DI VALENTINA PICCINI

 

Una nuova scoperta racconta l’affascinante presenza templare a Città di Castello.

 

Un sito templare a Città di Castello: l’ipotesi nasce dai rinvenimenti pittorici a Santa Maria della Carità, un sito a lungo religioso, affiancato al Chiostro di San Domenico a cui qualche anno fa il comune di Città di Castello dedicò un convegno.

 

 

I resoconti dei lavori riportano la ricostruzione che allora fece Francesca Abbozzo, coordinatrice scientifica del convegno e direttrice del restauro degli affreschi. Per lungo tempo venne adibito a magazzino per il tabacco. A metà degli anni Cinquanta l’affresco era già irriconoscibile e fu solo nel 2008 che si provò a saggiare che cosa si nascondesse sotto lo strato del tempo e i residui di un uso improprio. “Così emerse il Cenacolo e quindi, a seguito di altri saggi, cominciò ad emergere una seconda parete su cui si imponeva la figura di un domenicano. Gli affreschi del XV secolo convivono con uno strato più antico risalente ad almeno due secoli prima, che hanno una natura chiaramente templare”. Costituiscono l’apparato decorativo originario di questa, che poteva essere una chiesa ma anche un tempio, dato che i motivi rimandano alla pietra del tempio di Gerusalemme.

La struttura del sito originario si è perduta, il corpo risulta arretrato rispetto alla strada attuale, ridotto sia in altezza che nella quota del pavimento. Naturalmente sarebbe necessaria una maggiore indagine per portare alla luce ciò che è custodito nella struttura e inquadrare meglio quella che probabilmente era una ‘comanderie’ templare, come suggeriscono la vicina San Giovanni in Campo e la Confraternita della Frustra.
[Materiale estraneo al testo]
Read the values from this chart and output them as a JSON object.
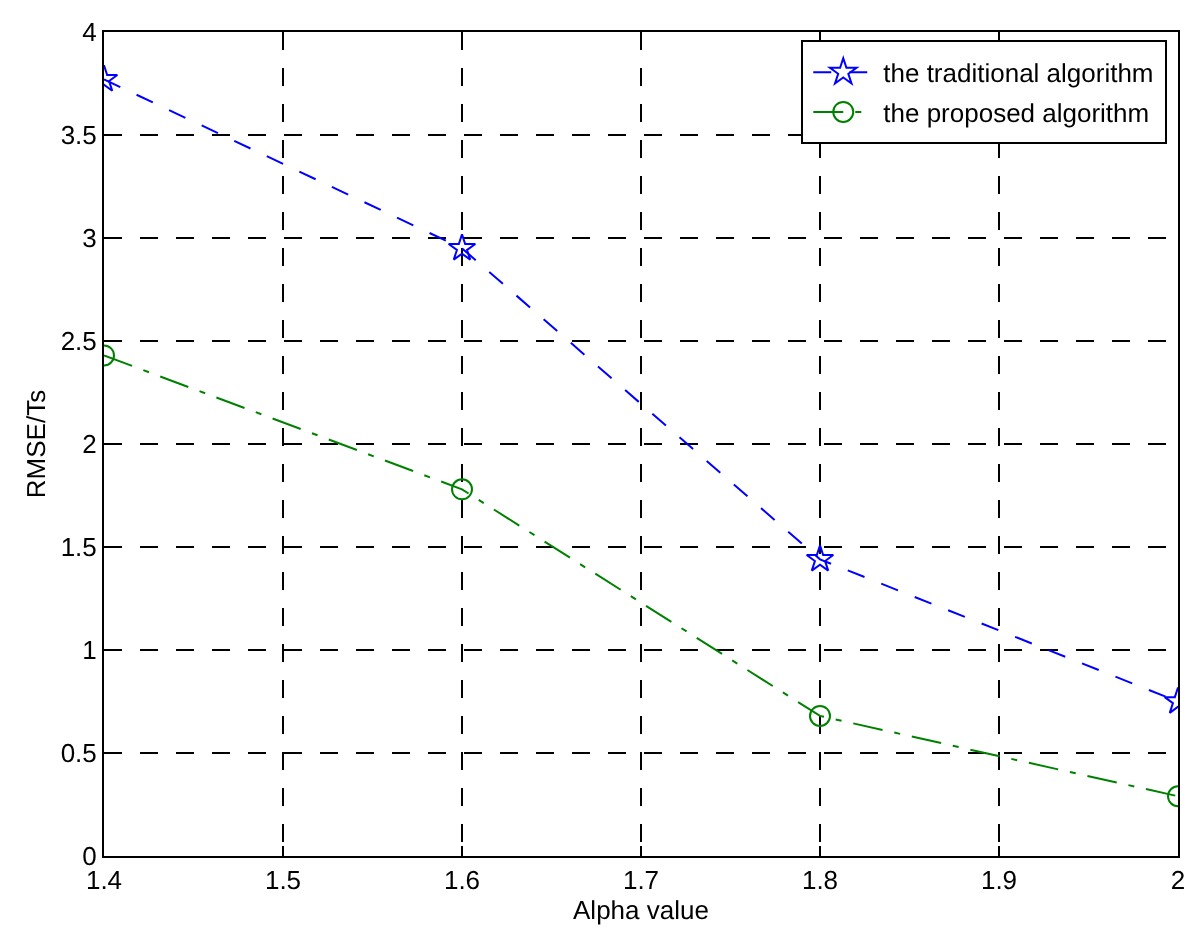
{
  "chart_data": {
    "type": "line",
    "xlabel": "Alpha value",
    "ylabel": "RMSE/Ts",
    "x": [
      1.4,
      1.6,
      1.8,
      2.0
    ],
    "series": [
      {
        "name": "the traditional algorithm",
        "color": "#0000ff",
        "values": [
          3.77,
          2.95,
          1.44,
          0.75
        ],
        "marker": "star",
        "line_style": "dashed"
      },
      {
        "name": "the proposed algorithm",
        "color": "#008000",
        "values": [
          2.43,
          1.78,
          0.68,
          0.29
        ],
        "marker": "circle",
        "line_style": "dashdot"
      }
    ],
    "xlim": [
      1.4,
      2.0
    ],
    "xticks": [
      1.4,
      1.5,
      1.6,
      1.7,
      1.8,
      1.9,
      2
    ],
    "ylim": [
      0,
      4
    ],
    "yticks": [
      0,
      0.5,
      1,
      1.5,
      2,
      2.5,
      3,
      3.5,
      4
    ],
    "grid": true,
    "legend": "top right"
  }
}
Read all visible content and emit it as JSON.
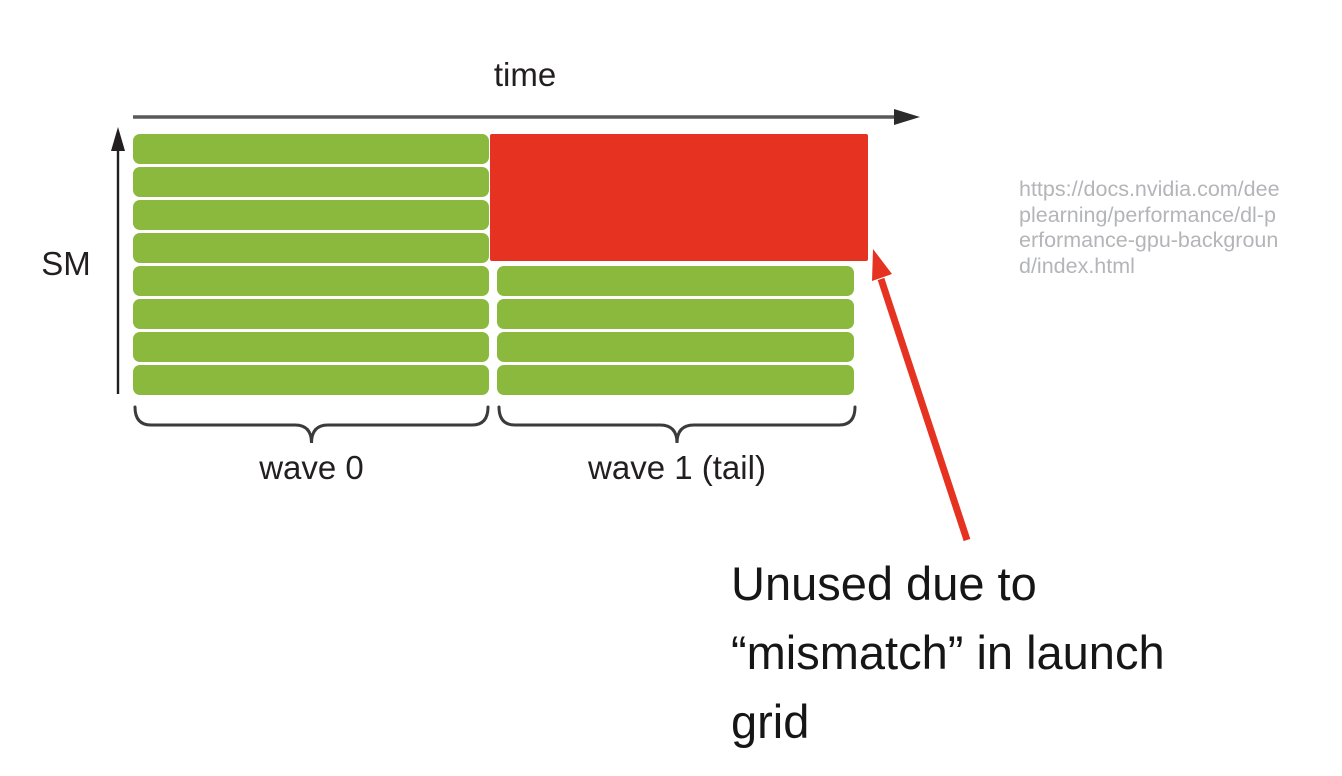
{
  "diagram": {
    "time_axis_label": "time",
    "sm_axis_label": "SM",
    "wave0_label": "wave 0",
    "wave1_label": "wave 1 (tail)",
    "sm_rows": 8,
    "wave0_occupied_rows": 8,
    "wave1_occupied_rows": 4,
    "wave1_unused_rows": 4,
    "colors": {
      "occupied_green": "#8ab93d",
      "unused_red": "#e63220",
      "axis_gray": "#58595b",
      "brace_dark": "#3b3b3b",
      "label_dark": "#231f20"
    }
  },
  "annotation": {
    "text": "Unused due to\n“mismatch” in launch\ngrid",
    "arrow_color": "#e63220"
  },
  "source_url": {
    "full": "https://docs.nvidia.com/deeplearning/performance/dl-performance-gpu-background/index.html",
    "lines": [
      "https://docs.nvidia.com/dee",
      "plearning/performance/dl-p",
      "erformance-gpu-backgroun",
      "d/index.html"
    ]
  }
}
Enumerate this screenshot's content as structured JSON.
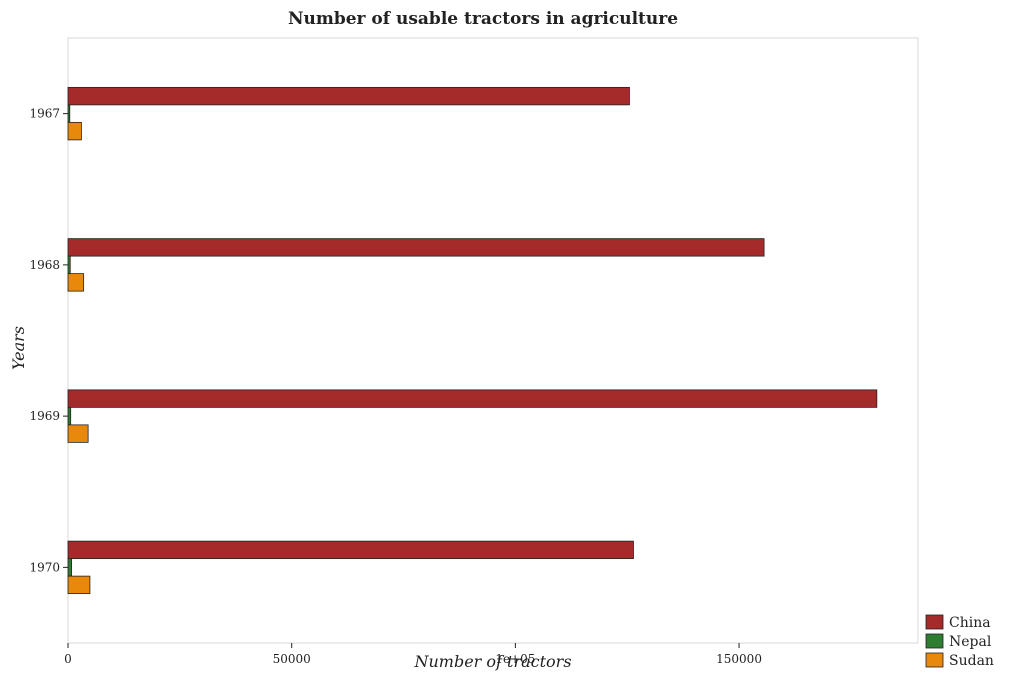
{
  "chart_data": {
    "type": "bar",
    "orientation": "horizontal",
    "title": "Number of usable tractors in agriculture",
    "xlabel": "Number of tractors",
    "ylabel": "Years",
    "categories": [
      "1967",
      "1968",
      "1969",
      "1970"
    ],
    "series": [
      {
        "name": "China",
        "color": "#a52a2a",
        "values": [
          125500,
          155600,
          180800,
          126400
        ]
      },
      {
        "name": "Nepal",
        "color": "#2e7d32",
        "values": [
          400,
          500,
          600,
          800
        ]
      },
      {
        "name": "Sudan",
        "color": "#e8890c",
        "values": [
          3000,
          3500,
          4500,
          4900
        ]
      }
    ],
    "xlim": [
      0,
      190000
    ],
    "xticks": [
      0,
      50000,
      100000,
      150000
    ],
    "xtick_labels": [
      "0",
      "50000",
      "1e+05",
      "150000"
    ],
    "legend_position": "bottom-right",
    "grid": false
  }
}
Una riflessione diacronica inoltre ci induce a pensare che lì si concentrassero, pur essendo una zona extramoenia, importanti complessi: il vicino sito archeologico e il successivo palazzo rinascimentale, la rivisitazione del complesso di San Domenico, con la chiesa e un nuovo orientamento del chiostro, infine l’ospedale, sono tasselli di una costanza nella centralità su cui dobbiamo indagare, in connessione con le numerose tracce che il territorio offre a partire dai depositi della Pinacoteca nei quali sono custoditi affreschi e reperti della chiesa di Santa Caterina, ora incamerata nel complesso della F.A.T. e non riconoscibile nell’aspetto che aveva fino agli anni Cinquanta.

Rignaldello, Celle, Morra, Badia Petroia mostrano tracce chiare di simboli templari, testimoniando una diffusione e una penetrazione di questo ordine a tutto tondo. Intervenendo al convegno anche Paolo Caucci van Saucken dell’Università degli studi di Perugia aveva ricordato che “Città di Castello si trovava in un crocevia dei cammini templari”. A Rignaldello l’ospedale era conosciuto ma gli affreschi rilanciano l’ipotesi di una commenda vera e propria. L’intitolazione delle chiese potrebbe fornire ulteriori indizi in questo senso insieme alla grande quantità di simboli templari nelle decorazioni architettoniche.

Riscontri documentali avvalorano la tesi su una centralità, finora sottovalutata del Centro Italia e in particolare di questa valle, che era una strada obbligata e comoda superati i valichi, in entrata e in uscita verso Roma. I templari qui, dunque, si organizzarono “perché la quantità dei flussi richiedeva strutture e mezzi di assistenza ai pellegrini e viandanti in cammino”. Ipotesi per ora, ma molto affascinanti.